Patients who cannot get to clinics and utilise Telehealth will need regular contact with the practitioners.


As the pandemic grew, there was a wide variety of communication that happened via private phone calls, text messages off both work and personal phones, emails that were not on a secure network, and video conferencing using personal devices as a temporary stop measure to communicate to patients as there was little time to adapt more robust infrastructure.
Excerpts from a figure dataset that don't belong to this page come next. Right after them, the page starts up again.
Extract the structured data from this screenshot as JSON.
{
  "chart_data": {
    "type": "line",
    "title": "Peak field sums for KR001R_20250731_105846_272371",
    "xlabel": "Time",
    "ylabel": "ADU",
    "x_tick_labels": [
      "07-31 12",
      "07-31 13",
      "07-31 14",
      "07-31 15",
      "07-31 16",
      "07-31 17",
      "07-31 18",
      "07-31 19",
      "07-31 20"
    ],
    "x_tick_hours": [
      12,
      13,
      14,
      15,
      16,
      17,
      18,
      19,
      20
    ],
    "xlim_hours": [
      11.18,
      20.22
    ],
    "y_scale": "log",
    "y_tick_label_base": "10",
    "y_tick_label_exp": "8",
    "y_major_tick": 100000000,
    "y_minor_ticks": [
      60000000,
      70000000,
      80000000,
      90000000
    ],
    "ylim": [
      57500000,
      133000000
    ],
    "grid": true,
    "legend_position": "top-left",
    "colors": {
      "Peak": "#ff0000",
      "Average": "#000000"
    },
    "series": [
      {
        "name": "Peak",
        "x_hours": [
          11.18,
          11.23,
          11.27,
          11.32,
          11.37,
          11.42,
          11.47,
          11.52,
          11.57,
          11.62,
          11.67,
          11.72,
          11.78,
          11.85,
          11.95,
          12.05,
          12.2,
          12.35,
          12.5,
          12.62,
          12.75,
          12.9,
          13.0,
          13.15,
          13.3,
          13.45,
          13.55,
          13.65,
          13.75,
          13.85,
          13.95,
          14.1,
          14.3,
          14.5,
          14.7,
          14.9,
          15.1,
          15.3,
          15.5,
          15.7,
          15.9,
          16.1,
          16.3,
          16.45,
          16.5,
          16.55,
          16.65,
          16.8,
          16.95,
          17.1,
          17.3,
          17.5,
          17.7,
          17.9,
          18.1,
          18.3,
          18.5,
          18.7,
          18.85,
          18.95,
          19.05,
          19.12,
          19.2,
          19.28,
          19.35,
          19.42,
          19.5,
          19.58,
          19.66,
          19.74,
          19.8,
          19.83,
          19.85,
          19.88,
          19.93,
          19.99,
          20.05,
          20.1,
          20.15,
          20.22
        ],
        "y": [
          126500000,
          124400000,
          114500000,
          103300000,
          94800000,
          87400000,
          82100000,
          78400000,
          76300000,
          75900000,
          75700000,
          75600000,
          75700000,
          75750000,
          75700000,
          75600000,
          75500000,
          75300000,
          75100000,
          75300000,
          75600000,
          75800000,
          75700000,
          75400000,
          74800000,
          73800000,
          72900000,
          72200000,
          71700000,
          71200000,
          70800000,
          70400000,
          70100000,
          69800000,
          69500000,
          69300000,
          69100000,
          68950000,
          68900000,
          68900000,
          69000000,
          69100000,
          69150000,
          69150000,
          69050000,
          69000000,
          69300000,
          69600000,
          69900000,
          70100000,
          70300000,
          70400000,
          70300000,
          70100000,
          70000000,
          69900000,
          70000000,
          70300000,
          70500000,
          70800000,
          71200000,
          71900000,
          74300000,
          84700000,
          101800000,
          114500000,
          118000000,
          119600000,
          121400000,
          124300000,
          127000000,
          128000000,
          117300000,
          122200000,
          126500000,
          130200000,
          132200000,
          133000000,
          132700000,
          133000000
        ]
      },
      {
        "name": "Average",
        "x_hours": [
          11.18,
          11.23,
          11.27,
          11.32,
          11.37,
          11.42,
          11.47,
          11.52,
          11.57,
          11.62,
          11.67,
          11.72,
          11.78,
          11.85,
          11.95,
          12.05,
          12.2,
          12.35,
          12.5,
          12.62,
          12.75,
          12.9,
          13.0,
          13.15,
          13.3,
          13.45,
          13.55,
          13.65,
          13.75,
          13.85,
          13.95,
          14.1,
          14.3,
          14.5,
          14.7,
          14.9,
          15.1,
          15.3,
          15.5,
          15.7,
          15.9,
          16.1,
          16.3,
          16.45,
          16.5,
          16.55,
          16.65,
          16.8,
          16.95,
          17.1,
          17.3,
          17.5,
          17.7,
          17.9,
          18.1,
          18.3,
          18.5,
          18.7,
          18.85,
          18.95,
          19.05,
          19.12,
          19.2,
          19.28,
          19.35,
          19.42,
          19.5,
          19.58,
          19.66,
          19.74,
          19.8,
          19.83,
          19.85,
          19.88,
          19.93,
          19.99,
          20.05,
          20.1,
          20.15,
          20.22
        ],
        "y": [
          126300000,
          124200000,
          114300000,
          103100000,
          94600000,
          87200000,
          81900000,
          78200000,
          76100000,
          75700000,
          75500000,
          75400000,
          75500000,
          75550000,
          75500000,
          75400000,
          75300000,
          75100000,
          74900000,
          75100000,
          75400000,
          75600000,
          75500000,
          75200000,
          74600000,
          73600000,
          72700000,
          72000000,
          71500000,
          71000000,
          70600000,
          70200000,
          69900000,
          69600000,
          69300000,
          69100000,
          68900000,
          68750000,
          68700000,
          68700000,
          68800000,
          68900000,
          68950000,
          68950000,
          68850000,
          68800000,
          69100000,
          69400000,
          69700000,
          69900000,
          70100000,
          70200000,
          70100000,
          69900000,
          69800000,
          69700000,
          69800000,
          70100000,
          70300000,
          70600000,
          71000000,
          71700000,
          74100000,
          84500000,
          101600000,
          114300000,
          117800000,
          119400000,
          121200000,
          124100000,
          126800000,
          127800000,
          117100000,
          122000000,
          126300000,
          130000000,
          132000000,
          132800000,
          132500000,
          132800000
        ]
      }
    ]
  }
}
As with building a physical practice to see patients in the flesh, a health practice's business plan needs to have a virtual practice capacity. Systems and protocols need to be in place to allow for a smooth transition and patient care for this new way of working.

How we set up our practice

An abundance of information has been released regarding additional measures that require implementation in the current pandemic environment.

Australia wide, governing bodies like the Department of Health have issued guidelines and protocols that will see implementation by 2021. There have been various implementation levels seen in general practice. However, it will become a requirement for all health practices to have implemented the uniform standards. Regulatory bodies may audit premises for their readiness concerning the pandemic, and this can be quite cumbersome for practices if they have not already commenced implementation.

Finally, with the vaccine almost ready for release into the market, practice owners must prepare their practices for the delivery of these vaccinations, including modifying existing infrastructure and patient flow through the practices.

Conclusion

2021 will see a different way of working for our health practices, and with assistance from relevant parties, including healthprac, health practices can utilise these changes for the betterment of practice operations, patient experience and general health outcomes.